Many people noticed the logo I chose for my Naughton Translations website, namely the unicorn, and it became a bit of a talking point among fellow translators and others when I first unveiled it. Some people just liked it; others were curious as to whether there was a particular symbolism attached to it; others wondered, why on a professional website, would I choose as a logo something many associate with young children’s toys? Indeed, to believe in unicorns is often disparagingly equated with “believing in the tooth fairy.” The fact that it got noticed and talked about was in many respects a success in itself. As the old adage goes, “there’s no such thing as bad publicity”, and “the only thing worse than being talked about is not being talked about!” However, joking aside, there is indeed great symbolism attached to the unicorn. But first of all, a little context to the website is required.
This is an unapologetically Scottish website. While elsewhere in the UK celebrated leaving the EU, there was a widespread sense of loss in Scotland. There were no celebrations. On the contrary, across the country candle-lit vigils took place; the hashtag #LeaveALightOnForScotland started trending in Twittersphere and countries across the EU are taking notice. It should be remembered as well, that the blue flag with the twelve gold stars is not just the flag of the EU, it is also the flag of the Council of Europe, set up by – amongst others – the UK, after the end of the Second World War, to promote peace and harmony across the continent. This website celebrates the pro-European stance so prevalent in Scotland, hence for example the prominence of the European flag, but also the unapologetically Scottish design, including the unicorn, the national animal in Scottish mythology.

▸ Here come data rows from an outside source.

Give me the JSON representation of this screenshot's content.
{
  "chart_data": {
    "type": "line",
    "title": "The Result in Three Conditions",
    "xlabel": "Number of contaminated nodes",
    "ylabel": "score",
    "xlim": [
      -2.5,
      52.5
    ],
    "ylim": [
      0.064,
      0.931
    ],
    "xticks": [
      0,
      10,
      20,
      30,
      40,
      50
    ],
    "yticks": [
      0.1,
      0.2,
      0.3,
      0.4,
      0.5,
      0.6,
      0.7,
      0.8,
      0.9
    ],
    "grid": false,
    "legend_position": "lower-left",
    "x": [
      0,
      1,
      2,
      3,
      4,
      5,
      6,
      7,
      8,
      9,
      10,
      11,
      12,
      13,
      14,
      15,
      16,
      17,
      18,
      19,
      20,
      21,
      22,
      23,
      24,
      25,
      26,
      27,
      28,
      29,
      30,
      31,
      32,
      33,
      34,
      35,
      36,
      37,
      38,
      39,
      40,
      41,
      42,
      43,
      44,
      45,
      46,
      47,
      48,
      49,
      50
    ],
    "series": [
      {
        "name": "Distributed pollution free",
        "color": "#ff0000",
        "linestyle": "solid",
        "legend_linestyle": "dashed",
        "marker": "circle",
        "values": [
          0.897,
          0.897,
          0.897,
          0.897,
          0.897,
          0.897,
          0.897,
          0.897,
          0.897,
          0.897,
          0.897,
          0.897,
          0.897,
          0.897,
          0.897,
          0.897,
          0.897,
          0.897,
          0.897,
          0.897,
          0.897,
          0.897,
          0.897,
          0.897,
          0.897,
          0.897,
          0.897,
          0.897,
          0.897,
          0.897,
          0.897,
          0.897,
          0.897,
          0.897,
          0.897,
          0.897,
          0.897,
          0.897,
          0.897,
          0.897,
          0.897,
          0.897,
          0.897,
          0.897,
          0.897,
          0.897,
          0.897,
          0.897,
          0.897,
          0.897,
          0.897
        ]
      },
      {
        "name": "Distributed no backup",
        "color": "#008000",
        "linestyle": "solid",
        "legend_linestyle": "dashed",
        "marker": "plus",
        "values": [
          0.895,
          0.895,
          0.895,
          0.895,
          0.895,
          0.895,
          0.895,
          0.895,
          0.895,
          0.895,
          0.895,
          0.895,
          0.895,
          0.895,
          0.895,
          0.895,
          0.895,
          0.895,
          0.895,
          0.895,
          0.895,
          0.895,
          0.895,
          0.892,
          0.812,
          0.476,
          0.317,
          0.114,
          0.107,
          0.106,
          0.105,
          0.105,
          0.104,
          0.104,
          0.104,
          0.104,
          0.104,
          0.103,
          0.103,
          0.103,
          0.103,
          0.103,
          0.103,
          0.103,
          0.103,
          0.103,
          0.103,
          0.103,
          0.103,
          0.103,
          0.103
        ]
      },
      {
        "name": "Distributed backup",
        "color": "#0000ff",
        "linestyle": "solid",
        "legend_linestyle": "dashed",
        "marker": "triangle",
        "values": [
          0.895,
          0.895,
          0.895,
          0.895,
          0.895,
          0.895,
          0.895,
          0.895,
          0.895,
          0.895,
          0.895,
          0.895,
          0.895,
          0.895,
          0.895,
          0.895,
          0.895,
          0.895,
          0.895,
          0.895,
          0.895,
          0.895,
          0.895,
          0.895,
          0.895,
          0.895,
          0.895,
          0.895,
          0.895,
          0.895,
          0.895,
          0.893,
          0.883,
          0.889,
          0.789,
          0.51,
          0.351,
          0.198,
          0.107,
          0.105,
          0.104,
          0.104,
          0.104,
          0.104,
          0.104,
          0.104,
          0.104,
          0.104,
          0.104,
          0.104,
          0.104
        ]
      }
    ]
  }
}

Its roots go back a long way – some say 3000 years or more. They were considered real by the Ancient Greeks, and there are references to it in Persian, Roman and Jewish writing. The existence of creatures such as the rhino did nothing to dispel the imagination and keep the belief in this mythical horse alive. In the first Century AD there are references associating it with a Christ-like purity and exceptional virility. The tail of a lion and its long horn at the centre of its head make it the perfect creature of legends. In Scottish mythology, the unicorn represents a whole plethora of positive traits, notably:
It was believed to be wild and untameable, except by a virgin, whose purity matched its own, or by a king, who had the strength and power to do so. Not even the elephant, believed to be the strongest animal, was said to be a match for the unicorn. It was first adopted by William I in the twelfth century as a symbol of power and incorporated into the royal coat of arms. The unicorn is to be seen everywhere in Scotland, from the gates of the Palace of Holyrood, to the mercat crosses in every town and village, even to the head of the HM Frigate Unicorn, the historical naval ship berthed at Dundee. What better national animal?
1. Market Cross, (in the singular) and the place officially designated to hold weekly street markets.